Instructure Eyes Adaptive Personalized Learning, But CEO Dan Goldsmith Says They’ll Follow Their Community’s Lead
By Henry Kronk
July 11, 2019
Over the course of the three days at InstructureCon 2019, the makers of the Canvas learning management system (LMS) delivered a ‘state of the platform.’ Upper management discussed numerous new features, recent acquisitions, and described their outlook going forward. Many attendees, however, were interested to hear more about rumblings of the company’s expanded data analytics, AI capabilities, and predictive modeling, which have been developed in a working project known as DIG. The effort was announced at the last earnings call. eLearning Inside sat down with Instructure CEO Dan Goldsmith for comment.
Goldsmith began by describing how Instructure’s general strategy is to listen to its stakeholders and education community, and respond accordingly.
“We view our organization as as supporting player.”
“One of the themes we have talked about this conference is the connection between the core of teaching and learning and the operations of simplifying teaching and learning extending to student success,” Goldsmith said. “One of the interesting elements of student success is it being individualized. With adaptive and personalized learning, I think it’s inevitable that we, as an educational community, need to think about ways of driving personalized learning and personalized growth experiences.
“We’re seeing that across the board in how colleges award admittance to their organizations. We see it as individuals move into the professional world and take on careers. We’re seeing more personalization throughout grade school as well. In terms of Instructure, we view our organization as a supporting player in the move toward that personalized journey.”
Instructure already has powerful analytic capabilities. The question the company is currently looking to answer is if and how to use that data with the student experience.
The company has not yet spoken explicitly about DIG, and how it may be put to use. In the investor call, Goldsmith merely said that DIG is a platform “based upon machine learning and artificial intelligence” that could deliver “new insights and predictive modeling.”
Instructure Is Developing DIG, But A Few Details Remain Unknown
But during the interview, Goldsmith never walked away from the potential of employing adaptive, personalized learning. He viewed it as a feature that may well become a reality across the board.
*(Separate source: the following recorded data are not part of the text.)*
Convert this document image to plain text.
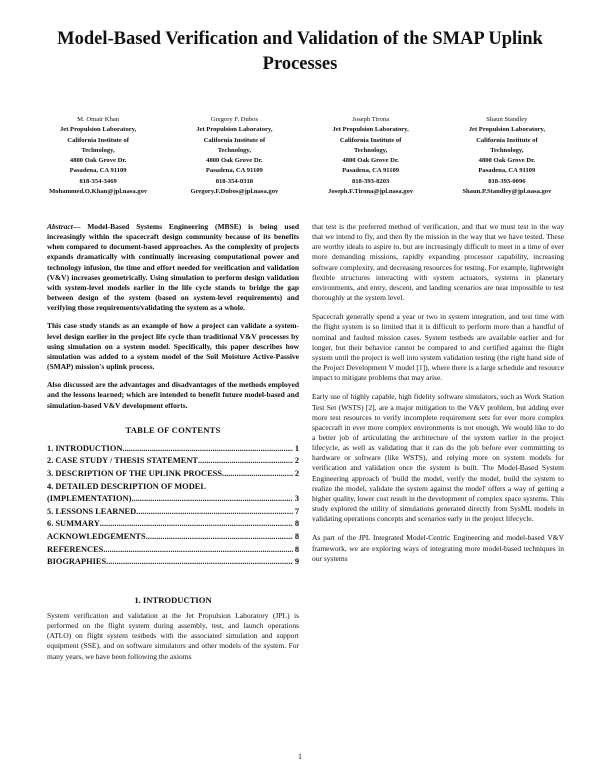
Model-Based Verification and Validation of the SMAP Uplink Processes
M. Omair Khan
Jet Propulsion Laboratory,
California Institute of
Technology,
4800 Oak Grove Dr.
Pasadena, CA 91109
818-354-3469
Mohammed.O.Khan@jpl.nasa.gov
Gregory F. Dubos
Jet Propulsion Laboratory,
California Institute of
Technology,
4800 Oak Grove Dr.
Pasadena, CA 91109
818-354-0318
Gregory.F.Dubos@jpl.nasa.gov
Joseph Tirona
Jet Propulsion Laboratory,
California Institute of
Technology,
4800 Oak Grove Dr.
Pasadena, CA 91109
818-393-8203
Joseph.F.Tirona@jpl.nasa.gov
Shaun Standley
Jet Propulsion Laboratory,
California Institute of
Technology,
4800 Oak Grove Dr.
Pasadena, CA 91109
818-393-0096
Shaun.P.Standley@jpl.nasa.gov

Abstract— Model-Based Systems Engineering (MBSE) is being used increasingly within the spacecraft design community because of its benefits when compared to document-based approaches. As the complexity of projects expands dramatically with continually increasing computational power and technology infusion, the time and effort needed for verification and validation (V&V) increases geometrically. Using simulation to perform design validation with system-level models earlier in the life cycle stands to bridge the gap between design of the system (based on system-level requirements) and verifying those requirements/validating the system as a whole.

This case study stands as an example of how a project can validate a system-level design earlier in the project life cycle than traditional V&V processes by using simulation on a system model. Specifically, this paper describes how simulation was added to a system model of the Soil Moisture Active-Passive (SMAP) mission's uplink process.

Also discussed are the advantages and disadvantages of the methods employed and the lessons learned; which are intended to benefit future model-based and simulation-based V&V development efforts.

TABLE OF CONTENTS
1. INTRODUCTION .....	1
2. CASE STUDY / THESIS STATEMENT .....	2
3. DESCRIPTION OF THE UPLINK PROCESS .....	2
4. DETAILED DESCRIPTION OF MODEL
(IMPLEMENTATION) .....	3
5. LESSONS LEARNED .....	7
6. SUMMARY .....	8
ACKNOWLEDGEMENTS .....	8
REFERENCES .....	8
BIOGRAPHIES .....	9
1. INTRODUCTION

System verification and validation at the Jet Propulsion Laboratory (JPL) is performed on the flight system during assembly, test, and launch operations (ATLO) on flight system testbeds with the associated simulation and support equipment (SSE), and on software simulators and other models of the system. For many years, we have been following the axioms

that test is the preferred method of verification, and that we must test in the way that we intend to fly, and then fly the mission in the way that we have tested. These are worthy ideals to aspire to, but are increasingly difficult to meet in a time of ever more demanding missions, rapidly expanding processor capability, increasing software complexity, and decreasing resources for testing. For example, lightweight flexible structures interacting with system actuators, systems in planetary environments, and entry, descent, and landing scenarios are near impossible to test thoroughly at the system level.

Spacecraft generally spend a year or two in system integration, and test time with the flight system is so limited that it is difficult to perform more than a handful of nominal and faulted mission cases. System testbeds are available earlier and for longer, but their behavior cannot be compared to and certified against the flight system until the project is well into system validation testing (the right hand side of the Project Development V model [1]), where there is a large schedule and resource impact to mitigate problems that may arise.

Early use of highly capable, high fidelity software simulators, such as Work Station Test Set (WSTS) [2], are a major mitigation to the V&V problem, but adding ever more test resources to verify incomplete requirement sets for ever more complex spacecraft in ever more complex environments is not enough. We would like to do a better job of articulating the architecture of the system earlier in the project lifecycle, as well as validating that it can do the job before ever committing to hardware or software (like WSTS), and relying more on system models for verification and validation once the system is built. The Model-Based System Engineering approach of 'build the model, verify the model, build the system to realize the model, validate the system against the model' offers a way of getting a higher quality, lower cost result in the development of complex space systems. This study explored the utility of simulations generated directly from SysML models in validating operations concepts and scenarios early in the project lifecycle.

As part of the JPL Integrated Model-Centric Engineering and model-based V&V framework, we are exploring ways of integrating more model-based techniques in our systems

1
He also spoke about its potential to aid learners.
“I attended an education conference a few months ago,” Goldsmith said. “The theme was very much about remediating the skills gap and creating more of this idea of, ‘How do we produce individuals that are more prepared to take on jobs in the marketplace?’
“But the general tone of the way they were thinking about it was ‘pushing skills into humans.’ It was almost this idea that there are these generic human vessels that we need to arm with skills based upon a job market. At Instructure, we think about it very differently. We think about it as understanding the individuals, their paths, their passions, and what their interests are.
“We are a piece in an ecosystem and, ultimately, the scaffolding that should be wrapped around an individual. I think that as we take on more of that mindset, it’s enabled by adaptive and individualized learning, and that will lead to individual success in that individual’s definition.”
There Will Not Be a Simple Opt-Out
Stakeholders have previously expressed concern regarding Canvas’ data collection practices, which are necessary to power an adaptive learning experience.
I’m not at InstCon this year (though I was last year; it was a ton of fun!), so I submitted questions for the Thursday engineering panel, and I am hoping to get answers: I’m very concerned about new Instructure emphasis on AI, data-mining, and algorithms: https://t.co/in9KUHWfjr pic.twitter.com/6OXVzUxOS5
— Laura Gibbs (@OnlineCrsLady) July 8, 2019
Goldsmith is quick to point out that Instructure has no plans to sell their data. In a previous interview with EdSurge, however, he said that there would not be a simple option to turn off data collection on the platform, reasoning that “It doesn’t necessarily work that way, per se.”
Instructure did not provide further details on DIG, but has signaled that more news will be announced in the future.